Christopher Filley, MD, who leads the CU Neurology’s behavioral neurology program, serves as the MIBH’s senior scientific advisor. In addition to clinical work, he will guide multidisciplinary research on traumatic brain injury and related psychological disorders and integrate it with existing neurobehavioral programs at UCH and the CU School of Medicine.
He called the MIBH “a wonderful addition to the services we offer, and a great educational and service opportunity.”
The word “addition” is important, the MIBH’s leaders emphasize. While Filley has already referred to the MIBH former athletes he’s treated in the UCHealth Neurosciences Center’s Neurobehavioral Clinic, not everyone needs the sort of intensive outpatient program the MIBH specializes in, he said.
“The institute is about very specialized, very complicated patients who need more than what’s been available,” Filley said.
Program participants spend all day, five days a week at the MIBH for up to four weeks. It’s a model that’s been proven to work at Kelly’s former employer: The National Intrepid Center of Excellence (NICoE) at Walter Reed National Military Medical Center in Bethesda, Md. Kelly, NICoE’s founding director, played a big role in establishing that program.
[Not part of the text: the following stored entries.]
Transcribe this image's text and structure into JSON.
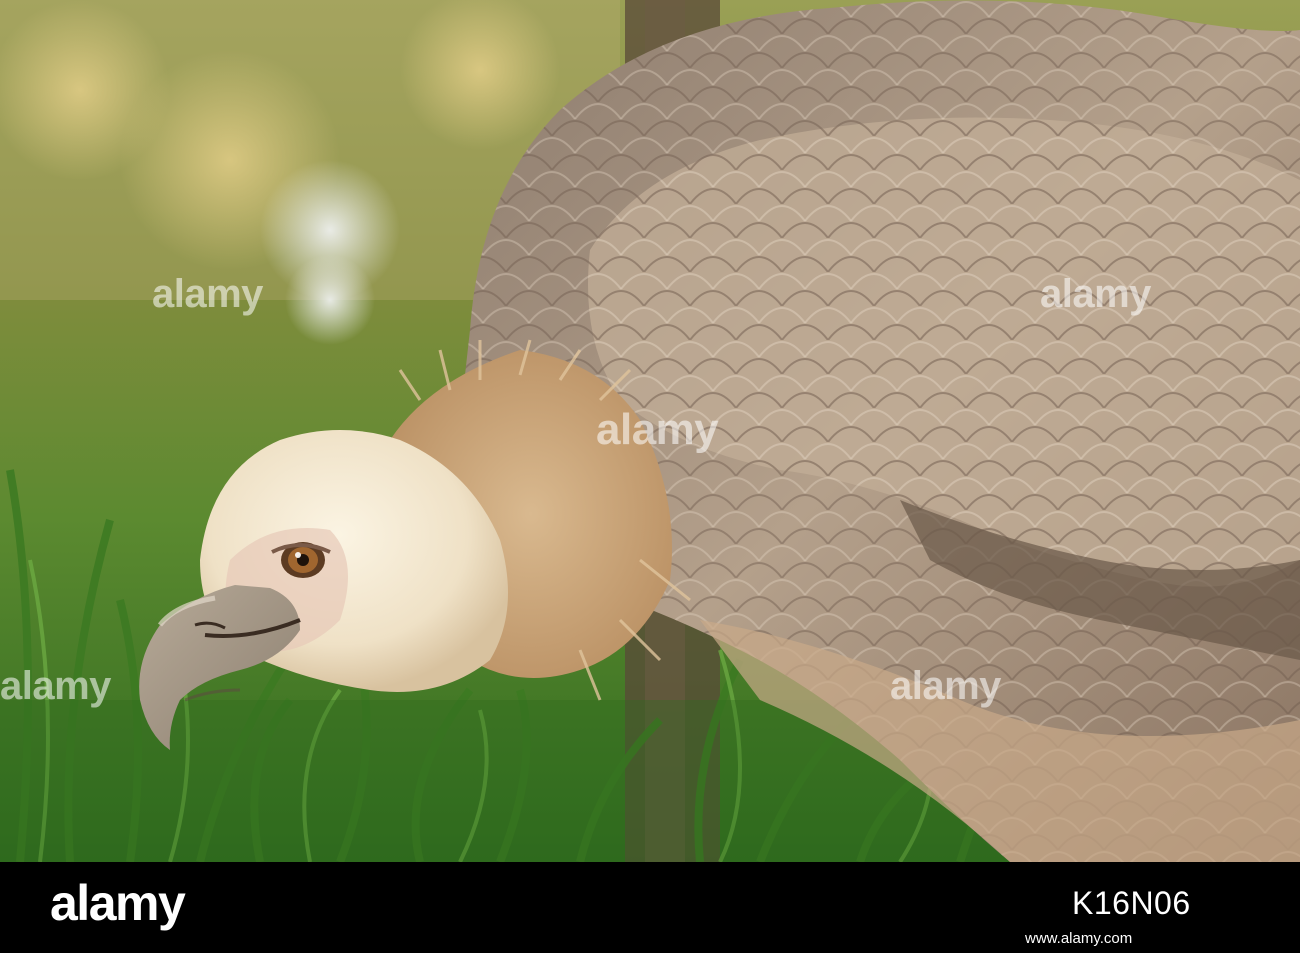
{
  "brand": {
    "logo_text": "alamy",
    "watermark_text": "alamy"
  },
  "footer": {
    "image_id": "K16N06",
    "url": "www.alamy.com"
  },
  "photo": {
    "subject_icon": "vulture-icon"
  },
  "colors": {
    "footer_bg": "#000000",
    "footer_text": "#ffffff",
    "foliage": "#4d8a2e",
    "plumage": "#a08a76",
    "head_down": "#f3e9d6"
  }
}
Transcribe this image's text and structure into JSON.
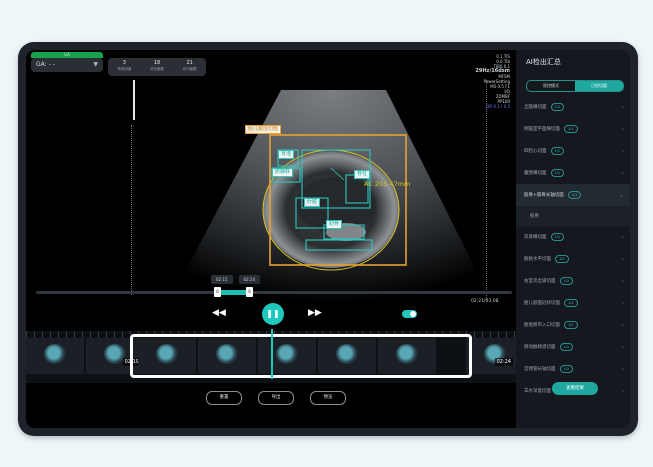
{
  "ga": {
    "badge": "GA",
    "value": "GA: - -"
  },
  "stats": [
    {
      "value": "3",
      "label": "有效切面"
    },
    {
      "value": "18",
      "label": "总切面数"
    },
    {
      "value": "21",
      "label": "总切面数"
    }
  ],
  "params": [
    "0.1 TIS",
    "0.0 TIb",
    "TIB0 0.1",
    "29Hz/16dsm",
    "MFSM",
    "PowerSetting",
    "M5 0.5 F1",
    "I/Q",
    "2DMBF",
    "PP100",
    "DR 0.1 / 0.5"
  ],
  "annotations": {
    "orange_label": "胎儿腹围切面",
    "teal_labels": [
      "胃泡",
      "脐静脉",
      "脊柱",
      "肝脏",
      "肋骨"
    ],
    "measurement": "AC 205.47mm"
  },
  "timeline": {
    "tag_left": "02:15",
    "tag_right": "02:24",
    "handle_left": "6",
    "handle_right": "6",
    "time_display": "02:21/03:08"
  },
  "controls": {
    "rewind": "◀◀",
    "play": "❚❚",
    "forward": "▶▶"
  },
  "filmstrip": {
    "frame_label_left": "02:19",
    "frame_label_right": "02:24"
  },
  "action_buttons": [
    "重置",
    "导出",
    "预览"
  ],
  "panel": {
    "title": "AI检出汇总",
    "tabs": [
      "质控模式",
      "已检切面"
    ],
    "items": [
      {
        "label": "丘脑横切面",
        "badge": "1/1"
      },
      {
        "label": "侧脑室平面横切面",
        "badge": "1/1"
      },
      {
        "label": "四腔心切面",
        "badge": "1/1"
      },
      {
        "label": "腹围横切面",
        "badge": "1/1"
      },
      {
        "label": "股骨+腓骨长轴切面",
        "badge": "1/1"
      },
      {
        "label": "股骨",
        "badge": "",
        "sub": true
      },
      {
        "label": "双肾横切面",
        "badge": "1/1"
      },
      {
        "label": "膀胱水平切面",
        "badge": "1/1"
      },
      {
        "label": "右室流出道切面",
        "badge": "1/1"
      },
      {
        "label": "胎儿颜面冠状切面",
        "badge": "1/1"
      },
      {
        "label": "胎盘脐带入口切面",
        "badge": "1/1"
      },
      {
        "label": "脐动脉频谱切面",
        "badge": "1/1"
      },
      {
        "label": "宫颈管长轴切面",
        "badge": "1/1"
      },
      {
        "label": "羊水深度切面",
        "badge": "1/1"
      }
    ],
    "float_button": "查看结果"
  },
  "colors": {
    "accent": "#1dc9bd",
    "orange_box": "#e9a030",
    "ellipse": "#d9c320",
    "ga_green": "#16a14b"
  }
}
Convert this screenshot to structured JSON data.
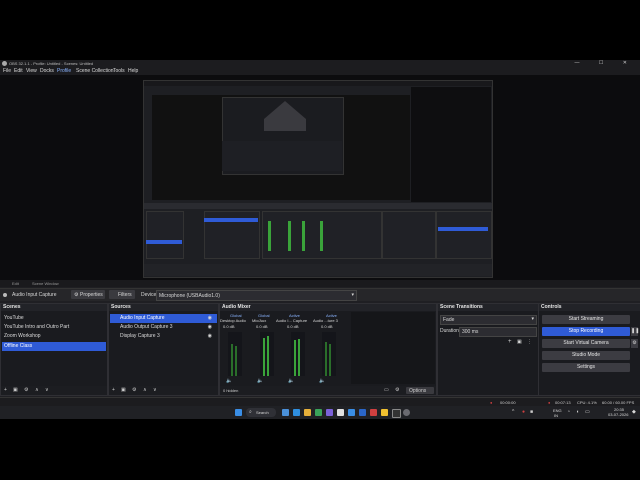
{
  "window": {
    "title": "OBS 32.1.1 - Profile: Untitled - Scenes: Untitled",
    "controls": "— ☐ ✕"
  },
  "menu": [
    "File",
    "Edit",
    "View",
    "Docks",
    "Profile",
    "Scene Collection",
    "Tools",
    "Help"
  ],
  "preview_tabs": [
    "Edit",
    "Scene Window"
  ],
  "source_bar": {
    "selected_source": "Audio Input Capture",
    "properties": "Properties",
    "filters": "Filters",
    "device_label": "Device",
    "device_value": "Microphone (USBAudio1.0)"
  },
  "scenes": {
    "title": "Scenes",
    "items": [
      "YouTube",
      "YouTube Intro and Outro Part",
      "Zoom Workshop",
      "Offline Class"
    ],
    "selected_index": 3
  },
  "sources": {
    "title": "Sources",
    "items": [
      "Audio Input Capture",
      "Audio Output Capture 3",
      "Display Capture 3"
    ],
    "selected_index": 0
  },
  "audio_mixer": {
    "title": "Audio Mixer",
    "groups": [
      "Global",
      "Global",
      "Active",
      "Active"
    ],
    "channels": [
      "Desktop Audio",
      "Mic/Aux",
      "Audio I... Capture",
      "Audio ...ture 3"
    ],
    "db": [
      "0.0 dB",
      "0.0 dB",
      "0.0 dB",
      "0.0 dB"
    ],
    "hidden_label": "0 hidden",
    "options": "Options"
  },
  "transitions": {
    "title": "Scene Transitions",
    "type": "Fade",
    "duration_label": "Duration",
    "duration_value": "300 ms"
  },
  "controls": {
    "title": "Controls",
    "start_streaming": "Start Streaming",
    "stop_recording": "Stop Recording",
    "start_virtual_camera": "Start Virtual Camera",
    "studio_mode": "Studio Mode",
    "settings": "Settings"
  },
  "status": {
    "stream_time": "00:00:00",
    "rec_time": "00:07:13",
    "cpu": "CPU: 4.1%",
    "fps": "60.00 / 60.00 FPS"
  },
  "taskbar": {
    "search": "Search",
    "lang": "ENG",
    "region": "IN",
    "time": "20:35",
    "date": "03-07-2026"
  },
  "colors": {
    "accent": "#2f5bd6",
    "recording": "#d04040",
    "meter_green": "#3aa33a"
  }
}
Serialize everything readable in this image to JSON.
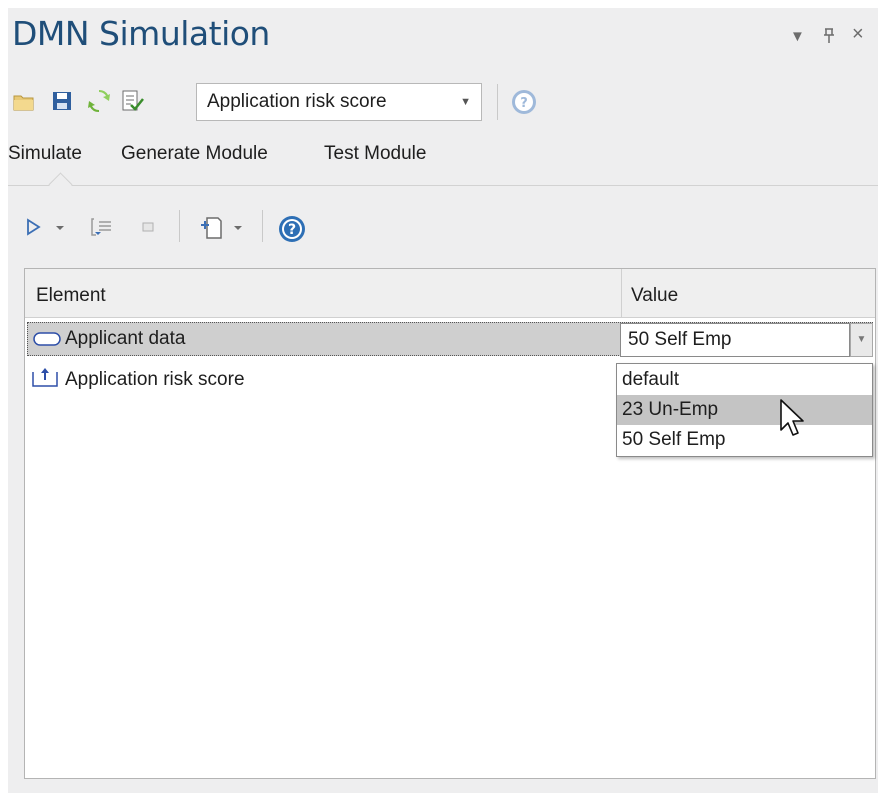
{
  "window": {
    "title": "DMN Simulation",
    "controls": {
      "menu": "▾",
      "pin": "ᵽ",
      "close": "×"
    }
  },
  "toolbar": {
    "icons": [
      "open-folder-icon",
      "save-icon",
      "refresh-icon",
      "checklist-icon"
    ],
    "combo_value": "Application risk score",
    "help_icon": "help-icon"
  },
  "tabs": [
    {
      "label": "Simulate",
      "active": true
    },
    {
      "label": "Generate Module",
      "active": false
    },
    {
      "label": "Test Module",
      "active": false
    }
  ],
  "sub_toolbar": {
    "icons": [
      "run-icon",
      "step-icon",
      "stop-icon",
      "export-icon",
      "help-icon"
    ]
  },
  "grid": {
    "columns": [
      "Element",
      "Value"
    ],
    "rows": [
      {
        "element": "Applicant data",
        "icon": "input-data-icon",
        "value": "50 Self Emp",
        "selected": true
      },
      {
        "element": "Application risk score",
        "icon": "decision-output-icon",
        "value": "",
        "selected": false
      }
    ]
  },
  "dropdown": {
    "options": [
      "default",
      "23 Un-Emp",
      "50 Self Emp"
    ],
    "hovered": "23 Un-Emp"
  },
  "colors": {
    "title": "#1f4e79",
    "panel_bg": "#eeeeef",
    "selected_row": "#cfcfcf",
    "hover_option": "#c4c4c4",
    "help_icon": "#2e6fb5"
  }
}
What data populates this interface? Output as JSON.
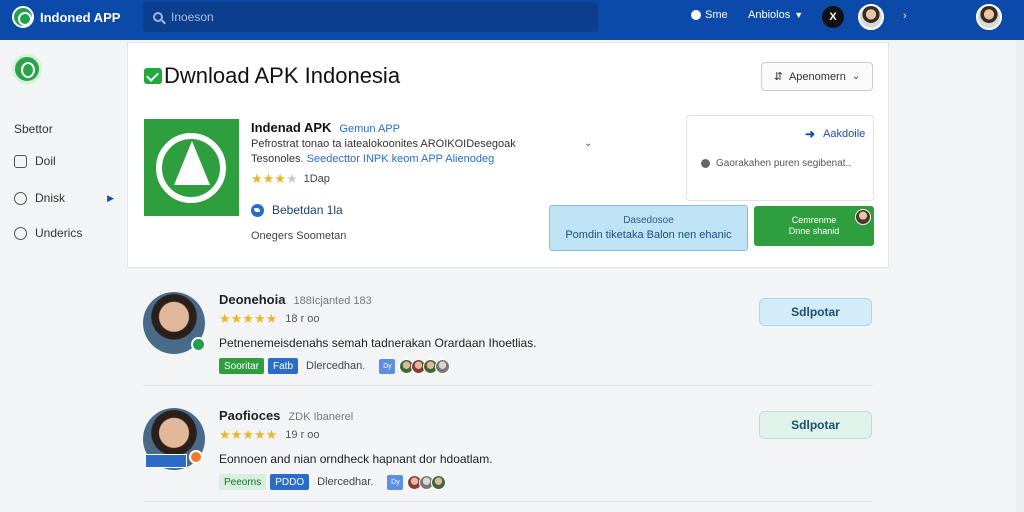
{
  "topbar": {
    "brand": "Indoned APP",
    "search_placeholder": "Inoeson",
    "item1": "Sme",
    "item2": "Anbiolos",
    "x_label": "X"
  },
  "sidebar": {
    "items": [
      {
        "label": "Sbettor"
      },
      {
        "label": "Doil"
      },
      {
        "label": "Dnisk"
      },
      {
        "label": "Underics"
      }
    ]
  },
  "header": {
    "title": "Dwnload APK Indonesia",
    "sort_label": "Apenomern",
    "sort_icon": "sliders-icon"
  },
  "app": {
    "name": "Indenad APK",
    "tag": "Gemun APP",
    "description": "Pefrostrat tonao ta iatealokoonites AROIKOIDesegoak",
    "sub_prefix": "Tesonoles.",
    "sub_link": "Seedecttor INPK keom APP Alienodeg",
    "rating_text": "1Dap",
    "rating_stars": 3,
    "developer": "Bebetdan 1la",
    "developer_sub": "Onegers Soometan"
  },
  "download": {
    "link_label": "Aakdoile",
    "note": "Gaorakahen puren segibenat..",
    "blue_cta_line1": "Dasedosoe",
    "blue_cta_line2": "Pomdin tiketaka Balon nen ehanic",
    "green_cta_line1": "Cemrenme",
    "green_cta_line2": "Dnne shanid"
  },
  "reviews": [
    {
      "name": "Deonehoia",
      "meta": "188Icjanted 183",
      "stars": 5,
      "rating_text": "18 r oo",
      "text": "Petnenemeisdenahs semah tadnerakan Orardaan Ihoetlias.",
      "tag1": "Sooritar",
      "tag2": "Fatb",
      "tag_text": "Dlercedhan.",
      "badge": "Dy",
      "action": "Sdlpotar"
    },
    {
      "name": "Paofioces",
      "meta": "ZDK Ibanerel",
      "stars": 5,
      "rating_text": "19 r oo",
      "text": "Eonnoen and nian orndheck hapnant dor hdoatlam.",
      "tag1": "Peeorns",
      "tag2": "PDDO",
      "tag_text": "Dlercedhar.",
      "badge": "Dy",
      "action": "Sdlpotar"
    }
  ]
}
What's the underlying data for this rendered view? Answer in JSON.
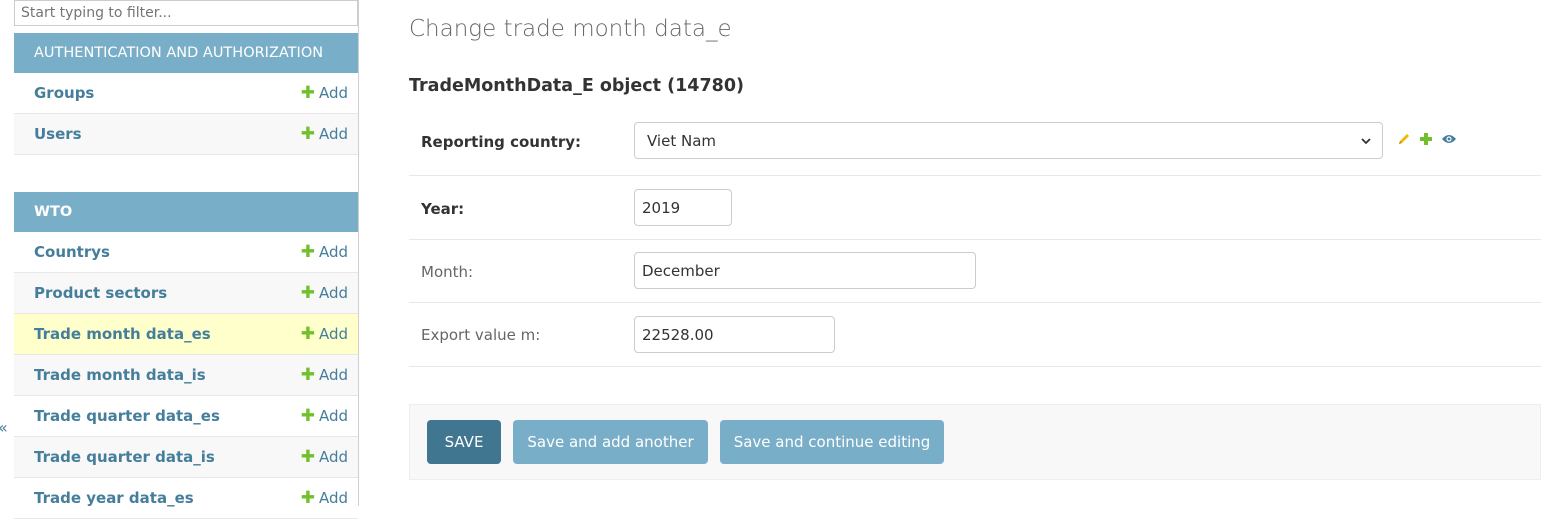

Long recognized as one of the country’s top TBI experts, Kelly had served as the Chicago Bears’ team neurologist and co-authored the sports concussion guidelines of the American Academy of Neurology. He was asked to lead the nascent NICoE in 2008, just after becoming the first chairman of the Defense Health Board’s Traumatic Brain Injury External Advisory Subcommittee for Military Clinical Care, Research and Education. Primarily through the lens of concussed athletes, Kelly was an expert in treating TBI, post-traumatic stress (PTS) and related neuropsychological problems long before the wars in Iraq and Afghanistan produced some 360,000 TBI cases and counting.
The Marcus Institute for Brain Health differs from NICoE in two important ways, Kelly said. First, its focus is on military veterans whose TBI was sustained at least six months before, whereas NICoE is for active-duty personnel. Second, the MIBH also treats retired athletes – a wrinkle that wasn’t initially envisioned for the center, Kelly said – but one which he asked the Marcus Institute to consider. It was both a return to Kelly’s clinical roots and a karmic closure.
“Now we’re taking it back to the sports world, bringing the lessons learned in the military,” Kelly said.
There are more subtle parallels, too, he said. Military members must transition to civilian life. Many athletes, particularly elite ones in sports like hockey and football, which produce many of TBI cases, must transition to “mere-mortal life,” as Kelly put it.
“The commonalities are striking,” Kelly said. “They’re dealing with so many of the same issues.”
Spencer Milo, the MIBH’s Director of Veteran Programs, Communications and Strategic Development, said a big part of that transition is evolving their identity, which the MIBH’s program emphasizes.
“These folks spend their entire careers building an identity – be it that of an athlete or a soldier – and then you get separated from that either by situation or by choice,” Milo said.
He spoke from experience. In January 2011, the Army staff sergeant was steps away from a child Afghan suicide bomber when the boy detonated his vest. The TBI he sustained wasn’t his first. Milo was medically retired from the Army two years later at age 28. Before that, he had spent time at NICoE, which he says saved his life.
“From the moment I went there, I remember having conversations like, ‘Wouldn’t it great if this program was available for veterans as well?’” Milo said.
Now he says, his role is to help patients develop that new identity – one that includes the soldier, sailor, Marine, airman or athlete, but also emphasizes the civilian and mere mortal they will be for the rest of their lives. In that regard, Milo provides an onsite role model, Kelly said.
“The plan is to help people make the transition that he’s already made,” Kelly said.